A hotel at Justice Souter's home?

So, in the aftermath of yesterday's last week's Supreme Court ruling on the use of takings for private economic development, comes this announcement:

Weare, New Hampshire - Could a hotel be built on the land owned by Supreme Court Justice David H. Souter? A new ruling by the Supreme Court which was supported by Justice Souter himself itself might allow it. A private developer is seeking to use this very law to build a hotel on Souter's land.

Justice Souter's vote in the "Kelo vs.
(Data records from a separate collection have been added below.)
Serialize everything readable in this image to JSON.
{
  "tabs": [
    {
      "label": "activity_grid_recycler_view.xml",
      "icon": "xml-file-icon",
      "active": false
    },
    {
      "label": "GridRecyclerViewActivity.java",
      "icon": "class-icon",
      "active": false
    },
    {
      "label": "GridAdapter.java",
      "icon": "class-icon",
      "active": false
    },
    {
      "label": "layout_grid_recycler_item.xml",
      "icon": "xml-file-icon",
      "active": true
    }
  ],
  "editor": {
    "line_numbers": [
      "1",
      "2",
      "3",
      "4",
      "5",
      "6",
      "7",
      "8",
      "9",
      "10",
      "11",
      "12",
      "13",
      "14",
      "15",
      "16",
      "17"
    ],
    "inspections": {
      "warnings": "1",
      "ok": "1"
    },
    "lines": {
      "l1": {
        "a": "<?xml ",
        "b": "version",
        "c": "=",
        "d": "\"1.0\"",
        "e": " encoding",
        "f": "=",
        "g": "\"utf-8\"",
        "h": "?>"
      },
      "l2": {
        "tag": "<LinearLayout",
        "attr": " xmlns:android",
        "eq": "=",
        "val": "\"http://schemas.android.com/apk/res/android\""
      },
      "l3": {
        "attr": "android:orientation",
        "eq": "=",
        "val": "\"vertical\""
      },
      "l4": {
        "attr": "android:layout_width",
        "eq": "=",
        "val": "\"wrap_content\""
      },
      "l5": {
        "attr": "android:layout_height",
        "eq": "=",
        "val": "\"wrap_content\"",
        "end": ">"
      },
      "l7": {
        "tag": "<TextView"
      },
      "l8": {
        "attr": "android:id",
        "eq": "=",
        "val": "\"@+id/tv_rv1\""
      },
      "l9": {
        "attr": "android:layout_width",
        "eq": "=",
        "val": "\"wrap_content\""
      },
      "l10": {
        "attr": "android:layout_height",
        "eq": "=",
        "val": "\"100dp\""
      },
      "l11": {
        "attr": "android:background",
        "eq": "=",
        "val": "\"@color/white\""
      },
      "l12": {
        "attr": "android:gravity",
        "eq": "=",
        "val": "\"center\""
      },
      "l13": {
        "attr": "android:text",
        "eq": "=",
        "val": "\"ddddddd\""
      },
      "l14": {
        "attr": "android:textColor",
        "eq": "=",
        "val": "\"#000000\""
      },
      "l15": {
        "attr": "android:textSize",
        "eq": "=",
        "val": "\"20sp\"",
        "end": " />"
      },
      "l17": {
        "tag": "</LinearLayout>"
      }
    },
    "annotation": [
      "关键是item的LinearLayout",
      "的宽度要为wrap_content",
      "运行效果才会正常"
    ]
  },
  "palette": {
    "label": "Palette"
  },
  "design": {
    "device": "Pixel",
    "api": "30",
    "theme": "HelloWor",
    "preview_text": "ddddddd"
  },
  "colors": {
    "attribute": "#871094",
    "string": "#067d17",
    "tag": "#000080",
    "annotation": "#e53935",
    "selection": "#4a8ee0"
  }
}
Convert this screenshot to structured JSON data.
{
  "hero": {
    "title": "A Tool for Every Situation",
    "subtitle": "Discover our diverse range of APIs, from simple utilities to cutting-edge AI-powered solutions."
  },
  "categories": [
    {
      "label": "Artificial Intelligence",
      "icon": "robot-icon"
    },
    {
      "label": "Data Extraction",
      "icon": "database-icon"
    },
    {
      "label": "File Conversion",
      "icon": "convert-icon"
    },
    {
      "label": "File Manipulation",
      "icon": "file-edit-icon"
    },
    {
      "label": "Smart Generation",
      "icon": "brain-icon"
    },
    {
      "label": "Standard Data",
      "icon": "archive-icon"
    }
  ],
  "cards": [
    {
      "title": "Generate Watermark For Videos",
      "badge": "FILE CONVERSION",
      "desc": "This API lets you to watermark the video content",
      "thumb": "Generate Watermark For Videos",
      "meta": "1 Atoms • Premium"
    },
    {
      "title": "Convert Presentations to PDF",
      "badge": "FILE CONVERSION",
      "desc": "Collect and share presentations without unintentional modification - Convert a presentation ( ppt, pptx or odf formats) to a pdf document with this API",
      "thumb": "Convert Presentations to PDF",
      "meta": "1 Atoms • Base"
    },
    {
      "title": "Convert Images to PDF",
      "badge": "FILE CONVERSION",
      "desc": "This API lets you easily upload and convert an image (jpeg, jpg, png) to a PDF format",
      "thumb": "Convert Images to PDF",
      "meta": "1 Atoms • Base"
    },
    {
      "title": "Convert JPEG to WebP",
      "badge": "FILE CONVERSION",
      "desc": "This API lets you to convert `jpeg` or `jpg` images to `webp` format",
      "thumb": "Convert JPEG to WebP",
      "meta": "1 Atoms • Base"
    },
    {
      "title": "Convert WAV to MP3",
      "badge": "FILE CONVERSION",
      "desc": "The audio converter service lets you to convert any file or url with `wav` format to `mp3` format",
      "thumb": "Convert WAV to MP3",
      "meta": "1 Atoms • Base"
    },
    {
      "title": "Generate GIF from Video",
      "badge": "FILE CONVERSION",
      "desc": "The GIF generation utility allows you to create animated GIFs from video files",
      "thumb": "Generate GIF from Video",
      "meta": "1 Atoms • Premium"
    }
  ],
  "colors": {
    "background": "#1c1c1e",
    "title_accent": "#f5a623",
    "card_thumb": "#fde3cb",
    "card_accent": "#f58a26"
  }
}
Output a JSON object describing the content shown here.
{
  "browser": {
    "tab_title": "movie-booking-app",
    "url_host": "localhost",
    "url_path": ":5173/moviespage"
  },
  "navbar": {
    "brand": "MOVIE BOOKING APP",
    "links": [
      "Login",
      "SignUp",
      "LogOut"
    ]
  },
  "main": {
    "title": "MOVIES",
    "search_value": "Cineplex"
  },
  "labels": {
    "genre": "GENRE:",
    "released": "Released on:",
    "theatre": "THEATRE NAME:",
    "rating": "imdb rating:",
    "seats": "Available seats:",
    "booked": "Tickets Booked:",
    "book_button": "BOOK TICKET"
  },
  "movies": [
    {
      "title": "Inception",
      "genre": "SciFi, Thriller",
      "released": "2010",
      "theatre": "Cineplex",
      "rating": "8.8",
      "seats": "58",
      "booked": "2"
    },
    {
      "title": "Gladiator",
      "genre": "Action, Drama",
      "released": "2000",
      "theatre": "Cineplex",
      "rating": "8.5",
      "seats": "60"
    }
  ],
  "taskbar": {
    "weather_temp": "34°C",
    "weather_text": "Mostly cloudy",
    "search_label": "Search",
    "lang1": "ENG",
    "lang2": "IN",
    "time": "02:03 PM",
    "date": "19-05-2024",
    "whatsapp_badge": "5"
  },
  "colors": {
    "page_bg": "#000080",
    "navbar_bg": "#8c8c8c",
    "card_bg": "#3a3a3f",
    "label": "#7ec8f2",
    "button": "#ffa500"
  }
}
City of New London" decision allows city governments to take land from one private owner and give it to another if the government will generate greater tax revenue or other economic benefits when the land is developed by the new owner.

On Monday June 27, Logan Darrow Clements, faxed a request to Chip Meany the code enforcement officer of the Towne of Weare, New Hampshire seeking to start the application process to build a hotel on 34 Cilley Hill Road. This is the present location of Mr. Souter's home.

Clements, CEO of Freestar Media, LLC, points out that the City of Weare will certainly gain greater tax revenue and economic benefits with a hotel on 34 Cilley Hill Road than allowing Mr. Souter to own the land.

The proposed development, called "The Lost Liberty Hotel" will feature the "Just Desserts Café" and include a museum, open to the public, featuring a permanent exhibit on the loss of freedom in America.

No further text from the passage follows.